Pial Artery Supply as an Anatomic Risk Factor for Ischemic Stroke in the Treatment of Intracranial Dural Arteriovenous Fistulas

BACKGROUND AND PURPOSE:Although intracranial dural arteriovenous fistulas are principally supplied by dural branches of the external carotid, internal carotid, and vertebral arteries, they can also be fed by pial arteries that supply the brain. We sought to determine the frequency of neurologic deficits following treatment of intracranial dural arteriovenous fistulas with and without pial artery supply.MATERIALS AND METHODS:One hundred twenty-two consecutive patients who underwent treatment for intracranial dural arteriovenous fistulas at our hospital from 2008 to 2015 were retrospectively reviewed. Patient data were examined for posttreatment neurologic deficits; patients with such deficits were evaluated for imaging evidence of cerebral infarction. Data were analyzed with multivariable logistic regression.RESULTS:Of 122 treated patients, 29 (23.8%) had dural arteriovenous fistulas with pial artery supply and 93 (76.2%) had dural arteriovenous fistulas without pial arterial supply. Of patients with pial artery supply, 4 (13.8%) had posttreatment neurologic deficits, compared with 2 patients (2.2%) without pial artery supply (P = .04). Imaging confirmed that 3 patients with pial artery supply (10.3%) had cerebral infarcts, compared with only 1 patient without pial artery supply (1.1%, P = .03). Increasing patient age was also positively associated with pial supply and treatment-related complications.CONCLUSIONS:Patients with dural arteriovenous fistulas supplied by the pial arteries were more likely to experience posttreatment complications, including ischemic strokes, than patients with no pial artery supply. The approach to dural arteriovenous fistula treatment should be made on a case-by-case basis so that the risk of complications can be minimized.

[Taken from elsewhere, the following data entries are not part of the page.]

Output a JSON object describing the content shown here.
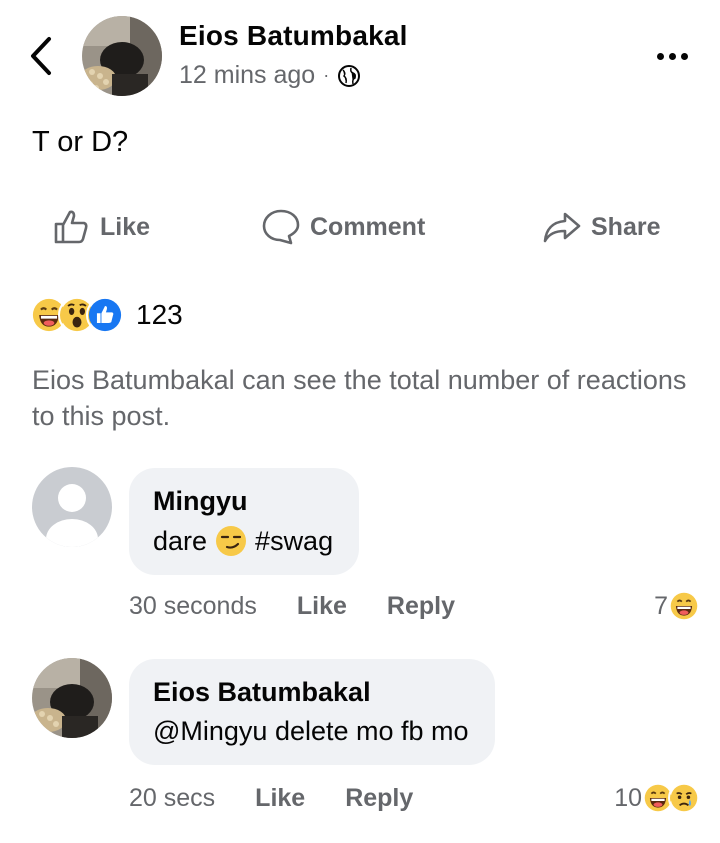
{
  "post": {
    "author": "Eios Batumbakal",
    "time": "12 mins ago",
    "dot": "·",
    "text": "T or D?"
  },
  "actions": {
    "like": "Like",
    "comment": "Comment",
    "share": "Share"
  },
  "reactions": {
    "icons": [
      "laugh-emoji",
      "wow-emoji",
      "like-thumb"
    ],
    "count": "123"
  },
  "notice": "Eios Batumbakal can see the total number of reactions to this post.",
  "comments": [
    {
      "name": "Mingyu",
      "text_before": "dare",
      "emoji": "smirk-emoji",
      "text_after": "#swag",
      "time": "30 seconds",
      "like": "Like",
      "reply": "Reply",
      "reaction_count": "7",
      "reaction_icons": [
        "laugh-emoji"
      ]
    },
    {
      "name": "Eios Batumbakal",
      "text": "@Mingyu delete mo fb mo",
      "time": "20 secs",
      "like": "Like",
      "reply": "Reply",
      "reaction_count": "10",
      "reaction_icons": [
        "laugh-emoji",
        "sad-emoji"
      ]
    }
  ],
  "colors": {
    "secondary_text": "#65676b",
    "bubble_bg": "#f0f2f5",
    "like_blue": "#1877f2",
    "emoji_yellow": "#f7c948"
  }
}
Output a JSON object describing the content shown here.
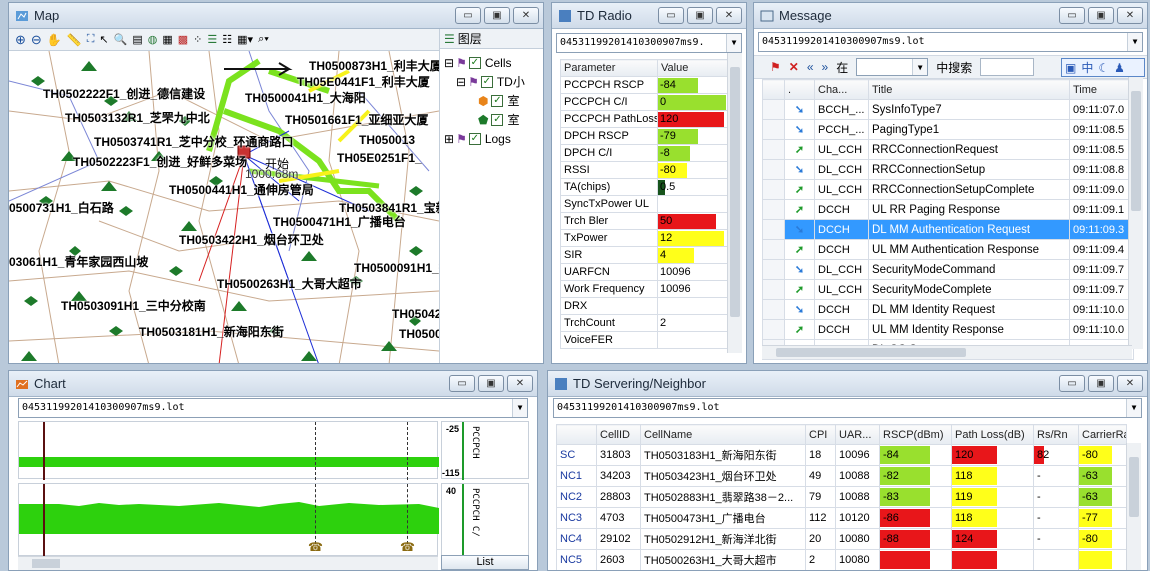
{
  "map": {
    "title": "Map",
    "layers_tab": "图层",
    "tree": {
      "cells": "Cells",
      "td": "TD小",
      "sub1": "室",
      "sub2": "室",
      "logs": "Logs"
    },
    "distance_label": "1000.68m",
    "start_label": "开始",
    "cell_labels": [
      "TH0500873H1_利丰大厦",
      "TH0502222F1_创进_德信建设",
      "TH05E0441F1_利丰大厦",
      "TH0503132R1_芝罘九中北",
      "TH0500041H1_大海阳",
      "TH0501661F1_亚细亚大厦",
      "TH0503741R1_芝中分校_环通商路口",
      "TH050013",
      "TH0502223F1_创进_好鲜多菜场",
      "TH05E0251F1_",
      "TH0500441H1_通伸房管局",
      "0500731H1_白石路",
      "TH0503841R1_宝新",
      "TH0500471H1_广播电台",
      "TH0503422H1_烟台环卫处",
      "03061H1_青年家园西山坡",
      "TH0500091H1_毓璜",
      "TH0500263H1_大哥大超市",
      "TH0503091H1_三中分校南",
      "TH050425",
      "TH0503181H1_新海阳东街",
      "TH0500"
    ]
  },
  "radio": {
    "title": "TD Radio",
    "combo": "04531199201410300907ms9.",
    "col_param": "Parameter",
    "col_value": "Value",
    "rows": [
      {
        "p": "PCCPCH RSCP",
        "v": "-84",
        "fill": 0.55,
        "color": "#99e02e"
      },
      {
        "p": "PCCPCH C/I",
        "v": "0",
        "fill": 0.95,
        "color": "#99e02e"
      },
      {
        "p": "PCCPCH PathLoss",
        "v": "120",
        "fill": 0.92,
        "color": "#e8161a"
      },
      {
        "p": "DPCH RSCP",
        "v": "-79",
        "fill": 0.55,
        "color": "#99e02e"
      },
      {
        "p": "DPCH C/I",
        "v": "-8",
        "fill": 0.45,
        "color": "#99e02e"
      },
      {
        "p": "RSSI",
        "v": "-80",
        "fill": 0.4,
        "color": "#ffff1a"
      },
      {
        "p": "TA(chips)",
        "v": "0.5",
        "fill": 0.1,
        "color": "#17541c"
      },
      {
        "p": "SyncTxPower UL",
        "v": "",
        "fill": 0,
        "color": "#ffffff"
      },
      {
        "p": "Trch Bler",
        "v": "50",
        "fill": 0.8,
        "color": "#e8161a"
      },
      {
        "p": "TxPower",
        "v": "12",
        "fill": 0.92,
        "color": "#ffff1a"
      },
      {
        "p": "SIR",
        "v": "4",
        "fill": 0.5,
        "color": "#ffff1a"
      },
      {
        "p": "UARFCN",
        "v": "10096",
        "fill": 0,
        "color": "#ffffff"
      },
      {
        "p": "Work Frequency",
        "v": "10096",
        "fill": 0,
        "color": "#ffffff"
      },
      {
        "p": "DRX",
        "v": "",
        "fill": 0,
        "color": "#ffffff"
      },
      {
        "p": "TrchCount",
        "v": "2",
        "fill": 0,
        "color": "#ffffff"
      },
      {
        "p": "VoiceFER",
        "v": "",
        "fill": 0,
        "color": "#ffffff"
      }
    ]
  },
  "message": {
    "title": "Message",
    "combo": "04531199201410300907ms9.lot",
    "toolbar_at": "在",
    "toolbar_search": "中搜索",
    "toolbar_mid": "中",
    "col_channel": "Cha...",
    "col_title": "Title",
    "col_time": "Time",
    "rows": [
      {
        "dir": "down",
        "ch": "BCCH_...",
        "t": "SysInfoType7",
        "time": "09:11:07.0"
      },
      {
        "dir": "down",
        "ch": "PCCH_...",
        "t": "PagingType1",
        "time": "09:11:08.5"
      },
      {
        "dir": "up",
        "ch": "UL_CCH",
        "t": "RRCConnectionRequest",
        "time": "09:11:08.5"
      },
      {
        "dir": "down",
        "ch": "DL_CCH",
        "t": "RRCConnectionSetup",
        "time": "09:11:08.8"
      },
      {
        "dir": "up",
        "ch": "UL_CCH",
        "t": "RRCConnectionSetupComplete",
        "time": "09:11:09.0"
      },
      {
        "dir": "up",
        "ch": "DCCH",
        "t": "UL RR Paging Response",
        "time": "09:11:09.1"
      },
      {
        "dir": "down",
        "ch": "DCCH",
        "t": "DL MM Authentication Request",
        "time": "09:11:09.3",
        "sel": true
      },
      {
        "dir": "up",
        "ch": "DCCH",
        "t": "UL MM Authentication Response",
        "time": "09:11:09.4"
      },
      {
        "dir": "down",
        "ch": "DL_CCH",
        "t": "SecurityModeCommand",
        "time": "09:11:09.7"
      },
      {
        "dir": "up",
        "ch": "UL_CCH",
        "t": "SecurityModeComplete",
        "time": "09:11:09.7"
      },
      {
        "dir": "down",
        "ch": "DCCH",
        "t": "DL MM Identity Request",
        "time": "09:11:10.0"
      },
      {
        "dir": "up",
        "ch": "DCCH",
        "t": "UL MM Identity Response",
        "time": "09:11:10.0"
      },
      {
        "dir": "down",
        "ch": "DCCH",
        "t": "DL CC Setup",
        "time": "09:11:10.1"
      }
    ]
  },
  "chart": {
    "title": "Chart",
    "combo": "04531199201410300907ms9.lot",
    "axis1_top": "-25",
    "axis1_bottom": "-115",
    "axis1_label": "PCCPCH",
    "axis2_top": "40",
    "axis2_label": "PCCPCH C/",
    "list_button": "List"
  },
  "serving": {
    "title": "TD Servering/Neighbor",
    "combo": "04531199201410300907ms9.lot",
    "headers": [
      "",
      "CellID",
      "CellName",
      "CPI",
      "UAR...",
      "RSCP(dBm)",
      "Path Loss(dB)",
      "Rs/Rn",
      "CarrierRa"
    ],
    "rows": [
      {
        "type": "SC",
        "id": "31803",
        "name": "TH0503183H1_新海阳东街",
        "cpi": "18",
        "uarfcn": "10096",
        "rscp": "-84",
        "rscp_c": "#99e02e",
        "pl": "120",
        "pl_c": "#e8161a",
        "rs": "82",
        "rs_c": "#e8161a",
        "cr": "-80",
        "cr_c": "#ffff1a"
      },
      {
        "type": "NC1",
        "id": "34203",
        "name": "TH0503423H1_烟台环卫处",
        "cpi": "49",
        "uarfcn": "10088",
        "rscp": "-82",
        "rscp_c": "#99e02e",
        "pl": "118",
        "pl_c": "#ffff1a",
        "rs": "-",
        "rs_c": "",
        "cr": "-63",
        "cr_c": "#99e02e"
      },
      {
        "type": "NC2",
        "id": "28803",
        "name": "TH0502883H1_翡翠路38－2...",
        "cpi": "79",
        "uarfcn": "10088",
        "rscp": "-83",
        "rscp_c": "#99e02e",
        "pl": "119",
        "pl_c": "#ffff1a",
        "rs": "-",
        "rs_c": "",
        "cr": "-63",
        "cr_c": "#99e02e"
      },
      {
        "type": "NC3",
        "id": "4703",
        "name": "TH0500473H1_广播电台",
        "cpi": "112",
        "uarfcn": "10120",
        "rscp": "-86",
        "rscp_c": "#e8161a",
        "pl": "118",
        "pl_c": "#ffff1a",
        "rs": "-",
        "rs_c": "",
        "cr": "-77",
        "cr_c": "#ffff1a"
      },
      {
        "type": "NC4",
        "id": "29102",
        "name": "TH0502912H1_新海洋北街",
        "cpi": "20",
        "uarfcn": "10080",
        "rscp": "-88",
        "rscp_c": "#e8161a",
        "pl": "124",
        "pl_c": "#e8161a",
        "rs": "-",
        "rs_c": "",
        "cr": "-80",
        "cr_c": "#ffff1a"
      },
      {
        "type": "NC5",
        "id": "2603",
        "name": "TH0500263H1_大哥大超市",
        "cpi": "2",
        "uarfcn": "10080",
        "rscp": "",
        "rscp_c": "#e8161a",
        "pl": "",
        "pl_c": "#e8161a",
        "rs": "",
        "rs_c": "",
        "cr": "",
        "cr_c": "#ffff1a"
      }
    ]
  },
  "colors": {
    "accent": "#3399ff",
    "good": "#99e02e",
    "warn": "#ffff1a",
    "bad": "#e8161a",
    "selected": "#3399ff"
  }
}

Intracranial dural arteriovenous fistulas (DAVFs) are vascular malformations that connect meningeal arteries to dural venous sinuses or cortical veins. DAVFs account for 10%–15% of all intracranial arteriovenous shunting lesions.^1–14 DAVFs are often thought to be acquired, sometimes in the setting of hypercoagulability.¹⁵ DAVF venous drainage determines the natural history risk of spontaneous intracranial hemorrhage. Thus, venous drainage is incorporated into the most commonly used grading systems of DAVF natural history risk: the Borden-Shucart and Cognard grading scales.^2,3 Drainage to cortical veins is the highest risk category because pressurization of these thin-walled venous structures frequently leads to rupture. Although venous angioarchitecture is a key determinant of natural history risk, the risk of endovascular and/or surgical treatment of DAVFs in the modern era related to underlying lesion angioarchitecture is not well-known.Although DAVFs are most commonly fed by dural branches of the internal carotid, external carotid, and vertebral arteries, they can also have pial artery supply. Pial arteries lie on the surface of the brain. They then branch into penetrating arteries and parenchymal arterioles that lie within and supply the brain parenchyma. The mechanism of pial feeder formation is not well-understood but is believed to be like that of dural feeders, with increased vascular endothelial growth factor secretion from the venous sinus and abnormal angiogenesis.^16–24 Embolization of pial AVFs has been suggested to lead to the development of subsequent DAVFs in up to 25% of cases.^25,26 The inflammatory reaction within the DAVF vessel wall after embolization may also lead to angiogenesis.²⁷Transarterial embolization of DAVFs with pial artery supply with agents that can migrate retrograde (ie, from the dural arteries to the pial arteries) could thus block blood supply to the associated brain parenchyma and cause ischemia. Surgical or endovascular point occlusion of DAVFs with pial artery supply at the fistula site might also result in retrograde thrombosis of feeding pial arteries due to decreased flow. We hypothesized that patients with DAVFs with pial artery supply have a higher risk of postoperative stroke than those who do not have pial supply.